As one of our readers quipped, these are the results of having too many overrated briefcase bankers with no ethics at all. Others have suggested that all insider (directors/executives) loans should be banned. And if these directors are forced to go to another bank for loans, then proper risk assessments should be carried out. As it stands, these executives just dish out funds to themselves with reckless abandon, in many cases from a pool of depositors’ funds.
The scale and modus operandi of the looting at RMB and Interfin leaves one wondering, where were the authorities? Where were the lawmakers, and more importantly where are the law enforcement agents? Clearly, in order to stop this wanton abuse of the public’s trust and confidence in banks, authorities now need to start taking tough action against bank shareholders and managers who steal depositors’ funds. This cannot go unpunished.

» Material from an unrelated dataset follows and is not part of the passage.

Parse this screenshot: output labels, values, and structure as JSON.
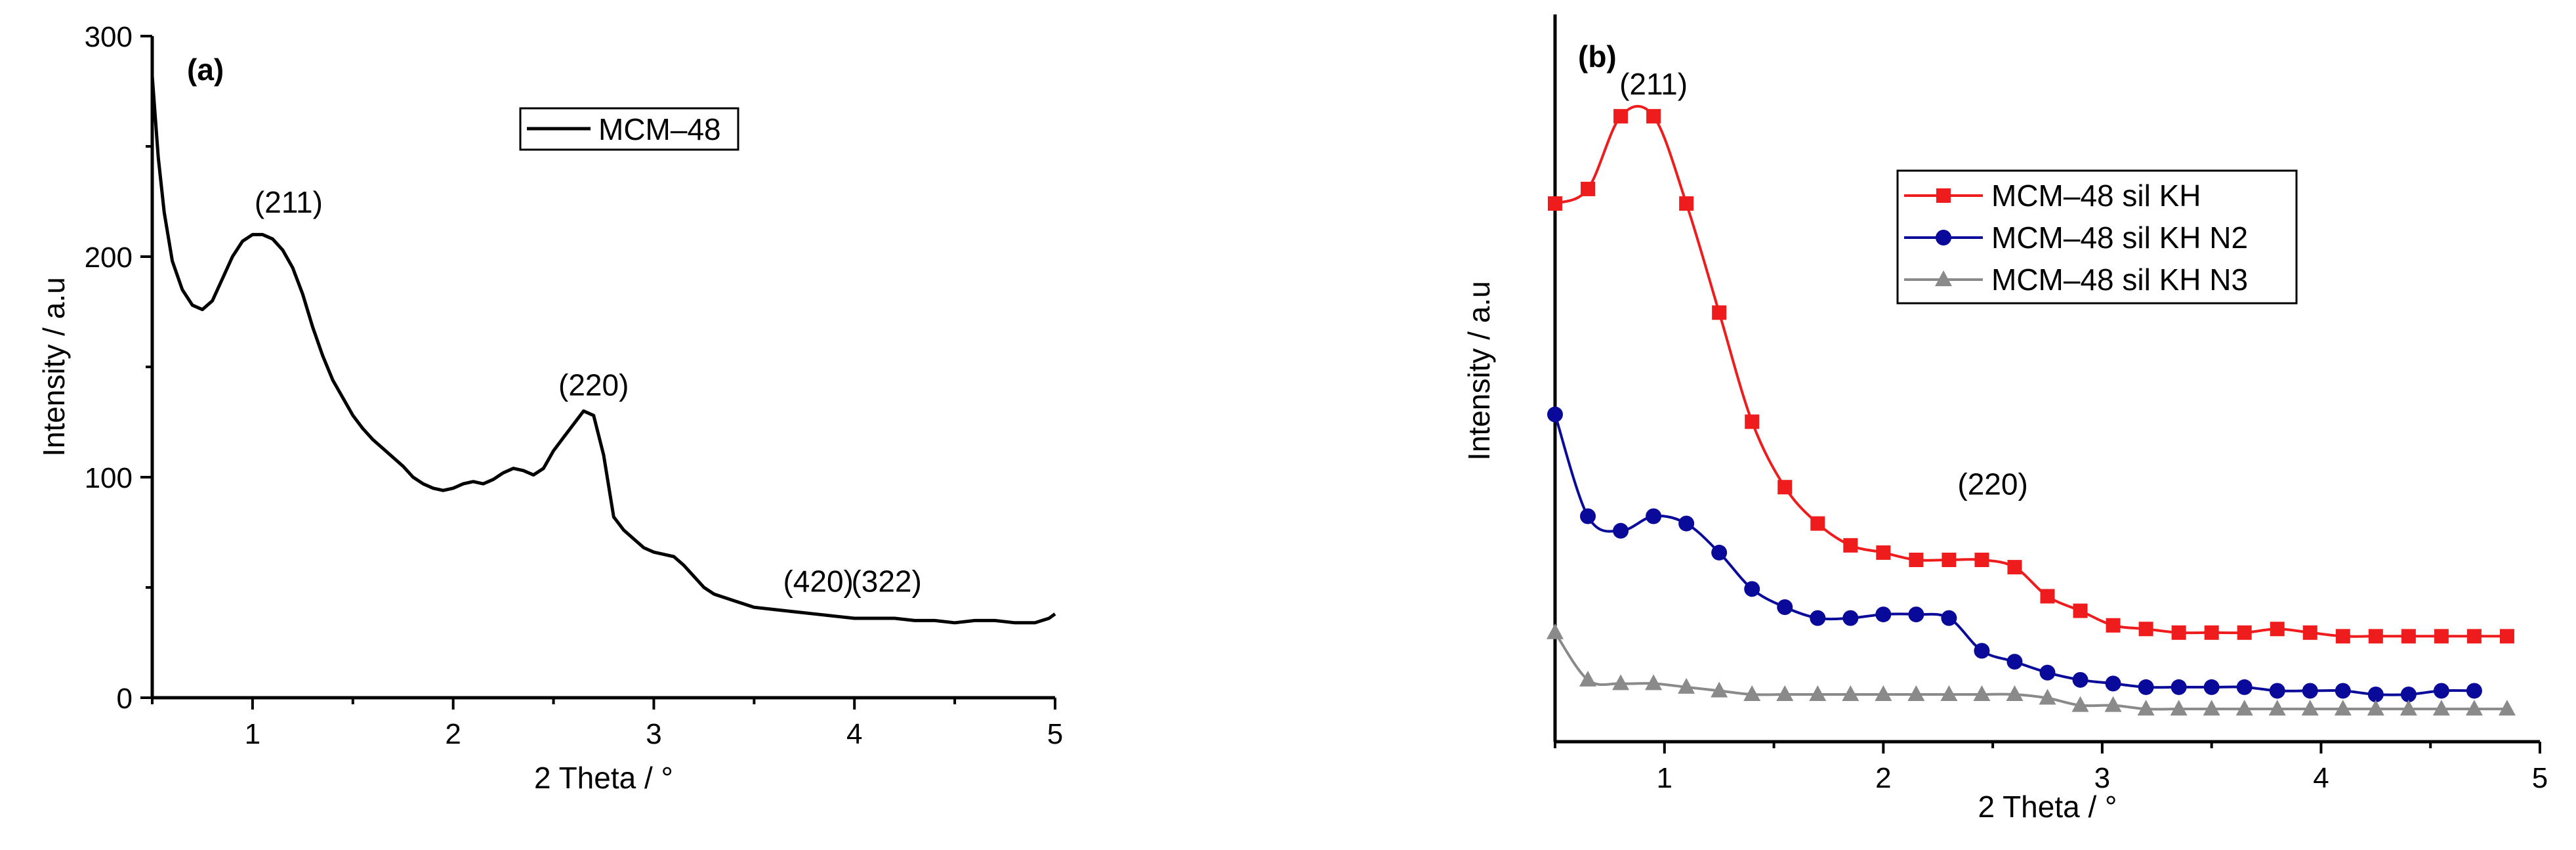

It is time the authorities drew a clear bold line between an insider loan and outright theft and ensure offenders face the music for their misdeeds. At present, this line is blurred and the fuzziness allows looters of peoples’ savings and public funds to get away with a little more than the embarrassment associated with few adverse newspaper reports, a slap on the wrist by the regulators and off they go in luxury cars to their posh houses, to enjoy their ill-gotten wealth, with no penalties.
This is not merely crying over spilt milk, these events are fresh and real and there is an opportunity for the authorities to re-look at the precedents that have been set for previous offenders in this country. If anything, authorities’ failure to bring these crooks in suits and ties to book last year has openly buoyed other indigenous bank owners to go for the easier route of making money — steal depositors’ funds as nothing serious will happen to you.
Unlike the petty thieves roaming the streets, indigenous bank owners, have been legitimised by a banking licence, an opulent boardroom where decisions to steal more money are made and banking halls filled with beautiful smiling clerks. This has become the new legalised theft. Authorities must stop this systematic economic sabotage and halt dead in their tracks these thieves in imported designer suits masquerading as bank executives.
Zimbabweans now need to know that the next bank they put their money into is not just another Ponzi Scheme.